A Sermon to Remember

When I worked in television, I was a master control operator. On Sunday morning that meant I had to sit through about five or six religious programs. Let’s see if I can remember them: Niven Miller, Day of Discovery, Jimmy Swaggart. There were a few more. Let’s just say that I have heard a lot of sermons in my life.

One of the best sermons, yet one of the scariest, was given by Barry Boucher, who was then pastor of The Life Centre in Ottawa.

He talked about the three persons that exist in you.

The first is the person that you know and you know that others know. This is you that you show the world.

The second is the side of you that you know that nobody else knows. This is the secret side of you. It includes thoughts and actions that few if any know about. Oscar Wilde wrote about this person in The Picture of Dorian Gray.

The third is the scary one.
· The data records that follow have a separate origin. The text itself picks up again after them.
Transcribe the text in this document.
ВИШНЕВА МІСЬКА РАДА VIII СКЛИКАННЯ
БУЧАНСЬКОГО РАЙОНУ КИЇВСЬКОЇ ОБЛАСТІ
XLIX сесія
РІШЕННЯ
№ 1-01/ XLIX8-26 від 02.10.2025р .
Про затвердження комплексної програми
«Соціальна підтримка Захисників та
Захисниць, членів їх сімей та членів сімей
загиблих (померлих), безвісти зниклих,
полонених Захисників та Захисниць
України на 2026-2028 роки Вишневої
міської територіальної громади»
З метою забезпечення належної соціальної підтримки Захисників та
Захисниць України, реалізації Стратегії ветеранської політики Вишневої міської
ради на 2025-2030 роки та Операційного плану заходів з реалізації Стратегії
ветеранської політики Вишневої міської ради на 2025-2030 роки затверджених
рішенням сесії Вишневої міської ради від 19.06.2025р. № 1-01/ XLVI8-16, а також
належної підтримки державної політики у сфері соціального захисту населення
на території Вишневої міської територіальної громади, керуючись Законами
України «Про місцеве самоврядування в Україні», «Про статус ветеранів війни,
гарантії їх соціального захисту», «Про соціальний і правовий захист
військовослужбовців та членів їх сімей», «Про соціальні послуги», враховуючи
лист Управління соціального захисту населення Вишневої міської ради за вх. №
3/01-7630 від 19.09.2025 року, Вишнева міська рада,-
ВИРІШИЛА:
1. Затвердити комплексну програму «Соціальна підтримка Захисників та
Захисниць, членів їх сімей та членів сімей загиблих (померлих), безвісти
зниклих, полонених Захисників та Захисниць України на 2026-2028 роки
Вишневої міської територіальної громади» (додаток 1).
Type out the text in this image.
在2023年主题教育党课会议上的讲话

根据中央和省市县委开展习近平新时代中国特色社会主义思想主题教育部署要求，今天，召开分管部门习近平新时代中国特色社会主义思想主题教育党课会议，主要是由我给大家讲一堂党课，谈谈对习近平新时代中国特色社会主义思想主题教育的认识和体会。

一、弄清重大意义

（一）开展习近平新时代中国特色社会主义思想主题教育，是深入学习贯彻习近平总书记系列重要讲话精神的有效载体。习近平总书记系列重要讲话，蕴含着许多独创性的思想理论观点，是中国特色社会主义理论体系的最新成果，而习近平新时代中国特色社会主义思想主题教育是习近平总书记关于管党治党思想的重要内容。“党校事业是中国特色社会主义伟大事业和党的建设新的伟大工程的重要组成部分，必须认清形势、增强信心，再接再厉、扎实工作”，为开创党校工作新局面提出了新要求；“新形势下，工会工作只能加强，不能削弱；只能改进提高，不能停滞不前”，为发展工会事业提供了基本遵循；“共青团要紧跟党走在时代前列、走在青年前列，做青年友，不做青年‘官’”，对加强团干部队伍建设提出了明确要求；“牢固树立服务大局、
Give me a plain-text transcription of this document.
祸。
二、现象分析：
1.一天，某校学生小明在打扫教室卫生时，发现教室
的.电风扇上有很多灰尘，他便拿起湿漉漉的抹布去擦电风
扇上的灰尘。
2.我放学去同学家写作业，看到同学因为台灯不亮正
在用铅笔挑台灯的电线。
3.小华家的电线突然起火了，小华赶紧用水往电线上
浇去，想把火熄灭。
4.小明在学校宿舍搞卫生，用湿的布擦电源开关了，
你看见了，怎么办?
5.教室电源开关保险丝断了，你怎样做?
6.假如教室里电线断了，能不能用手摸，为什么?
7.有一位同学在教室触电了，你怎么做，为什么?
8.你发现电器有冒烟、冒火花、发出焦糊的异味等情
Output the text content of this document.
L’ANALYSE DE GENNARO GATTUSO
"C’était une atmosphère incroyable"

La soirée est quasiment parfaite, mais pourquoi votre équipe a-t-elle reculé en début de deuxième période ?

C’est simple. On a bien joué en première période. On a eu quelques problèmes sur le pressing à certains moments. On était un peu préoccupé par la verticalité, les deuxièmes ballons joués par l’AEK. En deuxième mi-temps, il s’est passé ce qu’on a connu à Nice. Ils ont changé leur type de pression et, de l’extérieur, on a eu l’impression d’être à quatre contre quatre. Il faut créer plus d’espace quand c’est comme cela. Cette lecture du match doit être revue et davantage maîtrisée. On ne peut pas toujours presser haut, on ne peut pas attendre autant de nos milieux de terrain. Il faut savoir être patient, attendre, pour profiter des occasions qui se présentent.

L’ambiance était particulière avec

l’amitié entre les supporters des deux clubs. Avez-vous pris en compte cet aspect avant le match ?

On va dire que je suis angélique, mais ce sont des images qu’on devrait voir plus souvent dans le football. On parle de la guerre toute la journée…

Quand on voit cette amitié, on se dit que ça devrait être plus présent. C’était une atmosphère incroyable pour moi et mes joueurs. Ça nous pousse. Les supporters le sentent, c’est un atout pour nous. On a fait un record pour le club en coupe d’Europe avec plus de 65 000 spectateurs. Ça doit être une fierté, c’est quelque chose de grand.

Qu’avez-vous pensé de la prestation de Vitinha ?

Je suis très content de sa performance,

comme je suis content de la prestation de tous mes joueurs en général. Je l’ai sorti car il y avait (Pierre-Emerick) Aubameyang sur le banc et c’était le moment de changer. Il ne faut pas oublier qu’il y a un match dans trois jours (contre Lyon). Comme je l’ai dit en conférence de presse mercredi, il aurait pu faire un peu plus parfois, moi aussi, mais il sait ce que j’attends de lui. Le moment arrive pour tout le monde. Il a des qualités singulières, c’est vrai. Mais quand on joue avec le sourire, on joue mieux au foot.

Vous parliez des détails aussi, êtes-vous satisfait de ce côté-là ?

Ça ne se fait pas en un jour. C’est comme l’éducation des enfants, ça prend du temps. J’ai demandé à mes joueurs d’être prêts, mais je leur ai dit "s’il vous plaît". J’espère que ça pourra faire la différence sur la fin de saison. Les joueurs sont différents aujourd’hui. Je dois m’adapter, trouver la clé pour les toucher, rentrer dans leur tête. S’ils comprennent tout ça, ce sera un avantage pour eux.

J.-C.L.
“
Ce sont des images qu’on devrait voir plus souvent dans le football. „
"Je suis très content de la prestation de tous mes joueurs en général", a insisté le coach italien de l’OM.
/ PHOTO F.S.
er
This is the you that others perceive, but you don’t know about. You may say or do something without knowing how it received by somebody else. It may be something wonderful that elevates you in the eyes of others or bad that leads to difficulties. The key is you are totally ignorant about it.

It’s sort of like somebody coming up to you and telling you that they had a crush on you thirty years ago. You didn’t have the foggiest idea and may or may not have wanted to know way back then.

While I remember this part of the sermon, I forget what the main point was. I think it was that you need to be more and more like the first person. God knows you inside out, so hiding yourself doesn’t do much good. I have no idea what the spin was on the third person, but I do know I walked out of the church with a real desire to know how others see me – the me that I don’t know.